THE Rev Mervyn Gibson is to meet with the senior Presbyterian figure who wrote to the Parades Commission criticising his comments about a ruling by the commission.
The east Belfast Presbyterian minister said he intended to meet the clerk of the Presbyterian General Assembly, the Rev Dr Donald Watts, to discuss Dr Watts’ letter to the commission in which he described the Rev Gibson’s criticism of the commission as “unacceptable”.
However, as revealed in yesterday’s News Letter, Dr Watts refused to make any comment about the Rev David Latimer’s controversial speech to Sinn Fein’s ard fheis in which he described Martin McGuinness as “one of the true, great leaders of modern times”.
A Presbyterian member, David Morgan, wrote to Dr Watts objecting to the theological implications of Rev Latimer’s speech, which he argued went against Presbyterian teaching about repentance and the need for personal salvation.
However, Dr Watts replied to Dr Morgan that the Rev Latimer’s attendance at the conference was “a personal decision” and that he “was not present as a representative of the Presbyterian Church in Ireland” at the Sinn Fein conference.
The Rev Gibson, who was unaware of Dr Morgan’s complaint to the church, said he believed it showed that there were double standards being exercised by the church authorities.
The Rev Gibson, who is also a senior Orangeman, said: “Somebody made a complaint about me to the church and the church responded to that. They didn’t name me in the response but it was clear that they had been asked for an opinion about me.
“All they had to do was say that if I made any remark it was in a personal capacity.
“Clearly there are discrepancies in the way in which I have been treated and I believe it has happened on other occasions as well.”
Meanwhile, the Rev Latimer has said he believes that Mr McGuinness is “one of the most impressive statesmen of our time”.
Expanding on his comments at the Sinn Fein conference, the Presbyterian minister told his local newspaper the Derry Journal: “I have no doubt that Martin would be effective amongst other world leaders and I think he is one of the most impressive statesmen of our time.”

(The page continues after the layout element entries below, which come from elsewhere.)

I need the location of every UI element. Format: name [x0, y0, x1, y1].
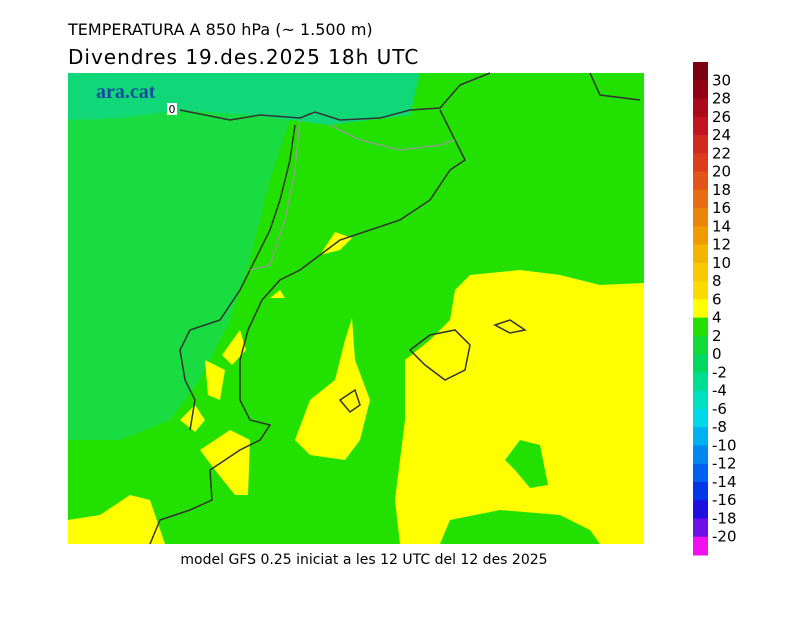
cold-zone [68, 73, 420, 125]
colorbar-swatch [693, 116, 708, 136]
warm-patch [270, 232, 352, 298]
coastline [179, 124, 296, 431]
colorbar-swatch [693, 226, 708, 246]
colorbar-swatch [693, 262, 708, 282]
map: ara.cat 0 [68, 72, 644, 545]
contour-label: 0 [169, 103, 176, 116]
colorbar-swatch [693, 390, 708, 410]
colorbar-label: 14 [712, 217, 731, 235]
colorbar-swatch [693, 299, 708, 319]
title: TEMPERATURA A 850 hPa (~ 1.500 m) [67, 20, 373, 39]
warm-patch [180, 330, 246, 432]
colorbar-label: 2 [712, 327, 722, 345]
colorbar-swatch [693, 281, 708, 300]
subtitle: Divendres 19.des.2025 18h UTC [68, 45, 419, 69]
colorbar: 302826242220181614121086420-2-4-6-8-10-1… [693, 62, 737, 556]
colorbar-label: 18 [712, 181, 731, 199]
colorbar-label: -20 [712, 528, 737, 546]
colorbar-swatch [693, 98, 708, 118]
colorbar-label: -10 [712, 436, 737, 454]
colorbar-swatch [693, 427, 708, 446]
colorbar-swatch [693, 189, 708, 209]
colorbar-swatch [693, 536, 708, 556]
colorbar-swatch [693, 481, 708, 501]
border [249, 119, 456, 271]
colorbar-label: -4 [712, 382, 727, 400]
coastline [179, 72, 491, 121]
cool-pocket [505, 440, 548, 488]
warm-zone [395, 270, 644, 544]
colorbar-label: 24 [712, 126, 731, 144]
colorbar-label: -6 [712, 400, 727, 418]
colorbar-label: 20 [712, 163, 731, 181]
colorbar-label: -18 [712, 509, 737, 527]
colorbar-label: -14 [712, 473, 737, 491]
logo: ara.cat [96, 81, 156, 103]
colorbar-label: 22 [712, 144, 731, 162]
colorbar-swatch [693, 372, 708, 392]
colorbar-swatch [693, 80, 708, 100]
colorbar-label: 4 [712, 309, 722, 327]
cool-zone [68, 73, 300, 440]
colorbar-label: -12 [712, 455, 737, 473]
cool-pocket [440, 510, 600, 544]
footer: model GFS 0.25 iniciat a les 12 UTC del … [180, 552, 547, 568]
colorbar-label: 6 [712, 290, 722, 308]
colorbar-swatch [693, 135, 708, 154]
colorbar-swatch [693, 244, 708, 264]
colorbar-label: -2 [712, 363, 727, 381]
colorbar-swatch [693, 408, 708, 428]
colorbar-label: 28 [712, 90, 731, 108]
island [338, 319, 527, 414]
colorbar-label: 12 [712, 236, 731, 254]
colorbar-swatch [693, 62, 708, 81]
colorbar-swatch [693, 335, 708, 355]
colorbar-swatch [693, 518, 708, 538]
contour-label-box [167, 103, 177, 115]
colorbar-label: 0 [712, 345, 722, 363]
colorbar-swatch [693, 463, 708, 483]
colorbar-swatch [693, 171, 708, 191]
colorbar-label: 10 [712, 254, 731, 272]
colorbar-swatch [693, 500, 708, 519]
colorbar-label: 26 [712, 108, 731, 126]
colorbar-label: 30 [712, 71, 731, 89]
colorbar-swatch [693, 317, 708, 337]
colorbar-swatch [693, 354, 708, 373]
colorbar-swatch [693, 208, 708, 227]
colorbar-label: -16 [712, 491, 737, 509]
colorbar-label: 16 [712, 199, 731, 217]
colorbar-swatch [693, 445, 708, 465]
colorbar-label: -8 [712, 418, 727, 436]
warm-patch [68, 495, 165, 544]
coastline [589, 72, 641, 101]
warm-patch [200, 430, 250, 495]
coastline [149, 109, 466, 545]
warm-patch [295, 318, 370, 460]
colorbar-swatch [693, 153, 708, 173]
colorbar-label: 8 [712, 272, 722, 290]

The Rev Latimer said he was praying that the former IRA commander would win the Irish presidential election and that he believed Mr McGuinness would “send ripples of hope” if he becomes president.
“Not only does he have my support for his campaign but he also has my prayers,” he said.
The Rev Latimer added that he wished Mr McGuinness “the very best of luck” and hoped that he was successful.